Security is paramount to most organizations, including those whose business relies on mainframe (3270) applications. But relying on legacy applet-based TN3270 emulators to access mainframe assets exposes them to web attacks.
Here are six security flaws that expose your mainframe assets to web attacks and can all be eliminated by migrating from an applet-based to a web-based 3270 terminal emulation like Virtel Web Access:
- Exposed/Vulnerable TN3270 Emulation Applets
- Most TN3270 emulation applets and plugins rely on Java, a technology that is notorious for its vulnerability. Java security updates are released periodically, but they must be deployed flawlessly to hundreds or thousands of remote workstations, or some TN3270 emulation applets will be exposed to web attacks. It only takes one compromised applet to expose the mainframe assets to a web attack.
- But securing the remote workstations is the responsibility of the desktop support team. The mainframe support team responsible for protecting the mainframe assets has to rely on the thoroughness of the workstation support team. Not a good position to be in. A host-running web-based 3270 terminal emulation solution like Virtel Web Access eliminates this exposure.
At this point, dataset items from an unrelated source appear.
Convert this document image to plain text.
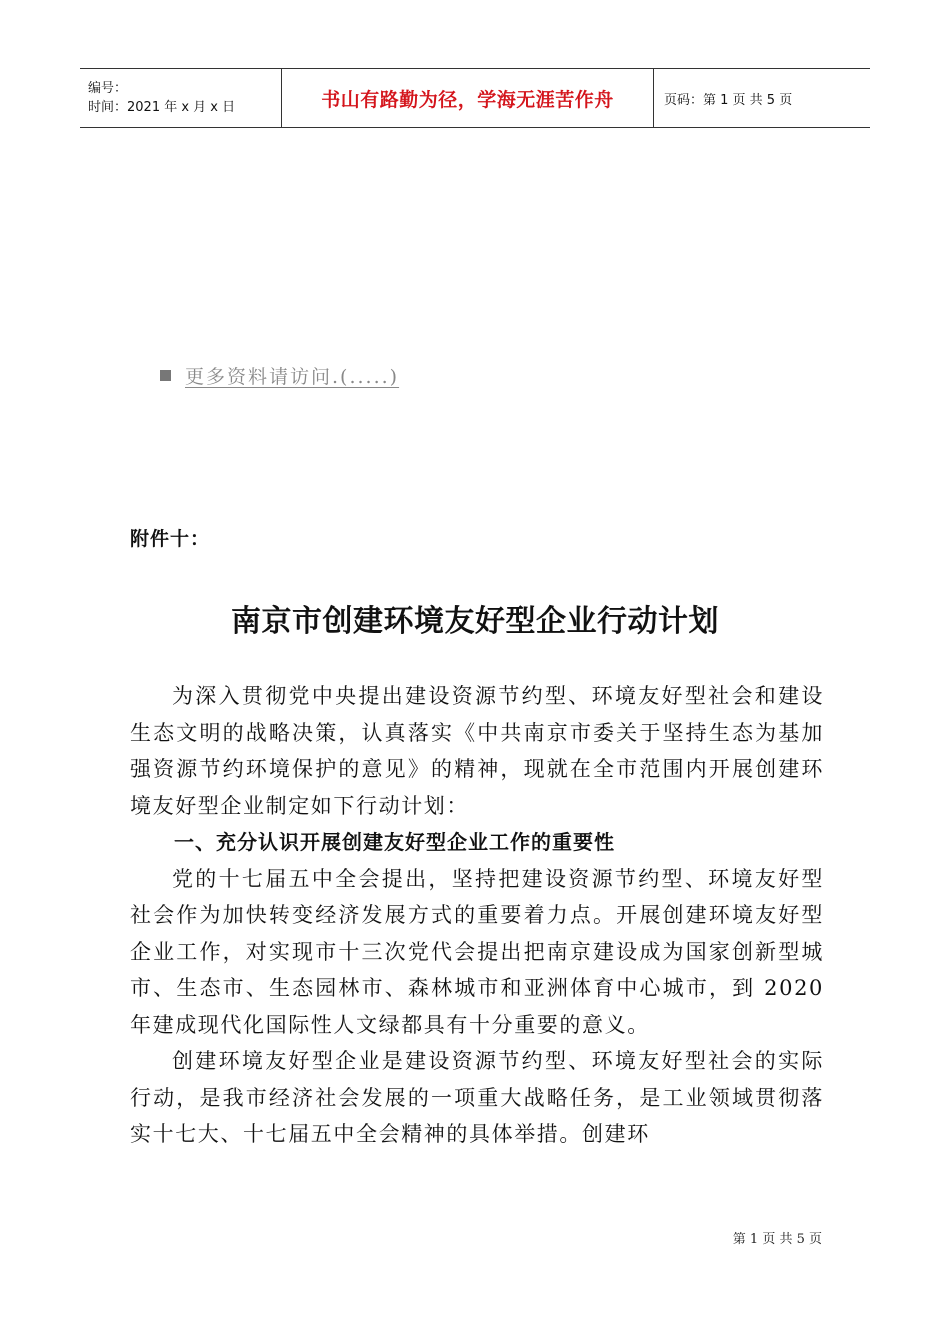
编号：
时间：2021 年 x 月 x 日	书山有路勤为径，学海无涯苦作舟	页码：第 1 页 共 5 页
更多资料请访问.(.....)
附件十：
南京市创建环境友好型企业行动计划

为深入贯彻党中央提出建设资源节约型、环境友好型社会和建设生态文明的战略决策，认真落实《中共南京市委关于坚持生态为基加强资源节约环境保护的意见》的精神，现就在全市范围内开展创建环境友好型企业制定如下行动计划：

一、充分认识开展创建友好型企业工作的重要性

党的十七届五中全会提出，坚持把建设资源节约型、环境友好型社会作为加快转变经济发展方式的重要着力点。开展创建环境友好型企业工作，对实现市十三次党代会提出把南京建设成为国家创新型城市、生态市、生态园林市、森林城市和亚洲体育中心城市，到 2020 年建成现代化国际性人文绿都具有十分重要的意义。

创建环境友好型企业是建设资源节约型、环境友好型社会的实际行动，是我市经济社会发展的一项重大战略任务，是工业领域贯彻落实十七大、十七届五中全会精神的具体举措。创建环

第 1 页 共 5 页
- Deprecated TN3270 Emulation Plugins
- Modern browsers (Edge, Chrome, Safari, and Firefox) have long deprecated the Java plugins that some legacy TN3270 emulators rely upon. Internet Explorer (IE) is the last browser to still support this now outdated technology, and Microsoft will eventually retire IE. Most organizations would like to migrate from IE to a modern browser, but they can’t do it because of their TN3270 emulator. To avoid finding themselves on an unsupported browser when Microsoft pulls the plug on IE, and to take advantage of modern web browsing technology, they need to migrate to web-based 3270 terminal emulation, such as Virtel Web Access.
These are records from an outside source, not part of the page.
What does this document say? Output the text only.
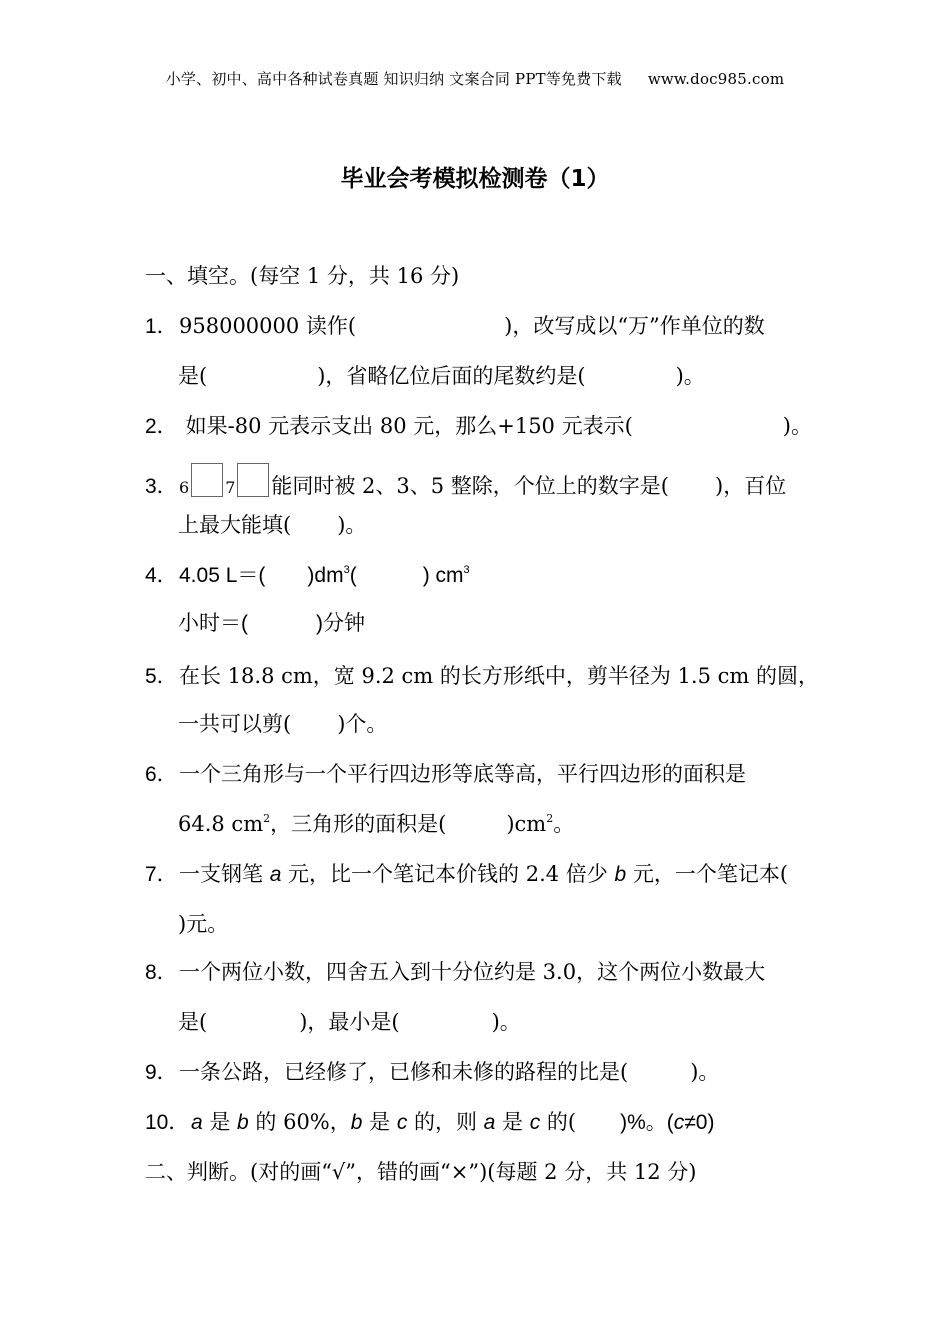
小学、初中、高中各种试卷真题 知识归纳 文案合同 PPT等免费下载 www.doc985.com
毕业会考模拟检测卷（1）
一、填空。(每空 1 分，共 16 分)
1．958000000 读作(	)，改写成以“万”作单位的数
是(	)，省略亿位后面的尾数约是(	)。
2． 如果-80 元表示支出 80 元，那么+150 元表示(	)。
3．6 7 能同时被 2、3、5 整除，个位上的数字是( )，百位
上最大能填( )。
4．4.05 L＝( )$dm^3$(	) $cm^3$
小时＝(	)分钟
5．在长 18.8 cm，宽 9.2 cm 的长方形纸中，剪半径为 1.5 cm 的圆，
一共可以剪( )个。
6．一个三角形与一个平行四边形等底等高，平行四边形的面积是
64.8 $cm^2$，三角形的面积是(	)$cm^2$。
7．一支钢笔 a 元，比一个笔记本价钱的 2.4 倍少 b 元，一个笔记本(
)元。
8．一个两位小数，四舍五入到十分位约是 3.0，这个两位小数最大
是(	)，最小是(	)。
9．一条公路，已经修了，已修和未修的路程的比是(	)。
10．a 是 b 的 60%，b 是 c 的，则 a 是 c 的( )%。(c≠0)
二、判断。(对的画“√”，错的画“×”)(每题 2 分，共 12 分)
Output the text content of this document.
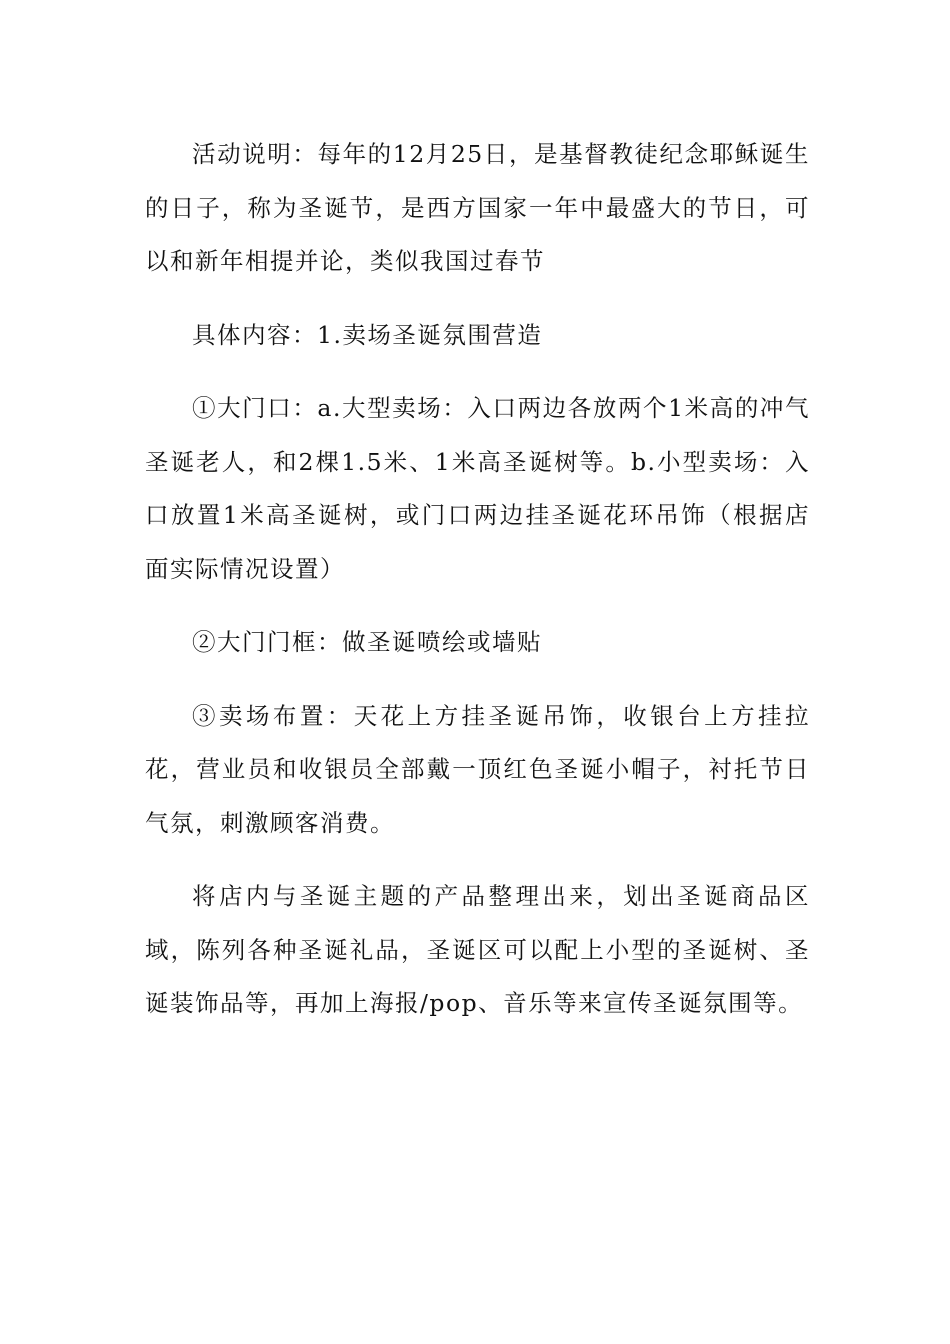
活动说明：每年的12月25日，是基督教徒纪念耶稣诞生的日子，称为圣诞节，是西方国家一年中最盛大的节日，可以和新年相提并论，类似我国过春节

具体内容：1.卖场圣诞氛围营造

①大门口：a.大型卖场：入口两边各放两个1米高的冲气圣诞老人，和2棵1.5米、1米高圣诞树等。b.小型卖场：入口放置1米高圣诞树，或门口两边挂圣诞花环吊饰（根据店面实际情况设置）

②大门门框：做圣诞喷绘或墙贴

③卖场布置：天花上方挂圣诞吊饰，收银台上方挂拉花，营业员和收银员全部戴一顶红色圣诞小帽子，衬托节日气氛，刺激顾客消费。

将店内与圣诞主题的产品整理出来，划出圣诞商品区域，陈列各种圣诞礼品，圣诞区可以配上小型的圣诞树、圣诞装饰品等，再加上海报/pop、音乐等来宣传圣诞氛围等。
- Exposed User-Developed Macros
- User-developed TN3270 emulation macros are a real security threat for mainframe assets because they are developed without consideration for mainframe assets security and without oversight from the mainframe security team. Yet they oftentimes contain unencrypted login/passwords or may submit large CICS transaction batches from Excel sheets. It only takes one compromised TN3270 workstation hosting such user-defined macros to expose the mainframe assets to a bad actor. Migrating to a 3270 TE solution that stores user-developed macros on the 3270 TE server, preferably on the mainframe itself – such as Virtel Web Access – is the only way for the mainframe security team to inventory and audit user-developed macros.
- Difficult or no integration with modern MFA and SSO tools
- SSO and MFA are powerful tools to secure the access to mainframe applications. But these systems – like modern web browsers a few years ago – are increasingly relying on web technology and dropping support for the Windows security stack. As a result, it is becoming increasingly difficult for users of legacy applet-based TN3270 emulators to integrate an SSO or MFA. Migrating to a web-based 3270 TE solution – such as Virtel Web Access – is becoming a prerequisite to SSO and MFA integration.
- Mainframe Access Audit Trail
- Legacy TN3270 emulators do not log the origin – more specifically the end-user identification – of 3270 application accesses. When an unauthorized access results in the loss, alteration, or theft of corporate data, the mainframe security team cannot identify with non-deniable evidence the origin of the attack and the user identification of the attacker. Migrating to a modern – typically web based – 3270 TE solution that logs all 3270 application access origins in a central location – such as Virtel Web Access – provides mainframe security auditors the data they need to react to unauthorized mainframe application accesses.
- Unencrypted TN3270 Connections
- Although Telnet connections have been encrypt-able for years, many organizations are still relying on a Virtual Private Network (VPN) to encrypt the data exchanged through 3270 TE connections, in part because the VPN is also used to access non-mainframe corporate applications.
- But migrating to a web-based 3270 TE solution that leverages IBM’s AT-TLS (crypto software) or ICSF (crypto card) – such as Virtel Web Access – results in SSL-encrypted 3270 TE connections that are both FIPS 140.2 and TLS 1.2/1.3 compliant: no VPN needed for encrypted 3270 TE access.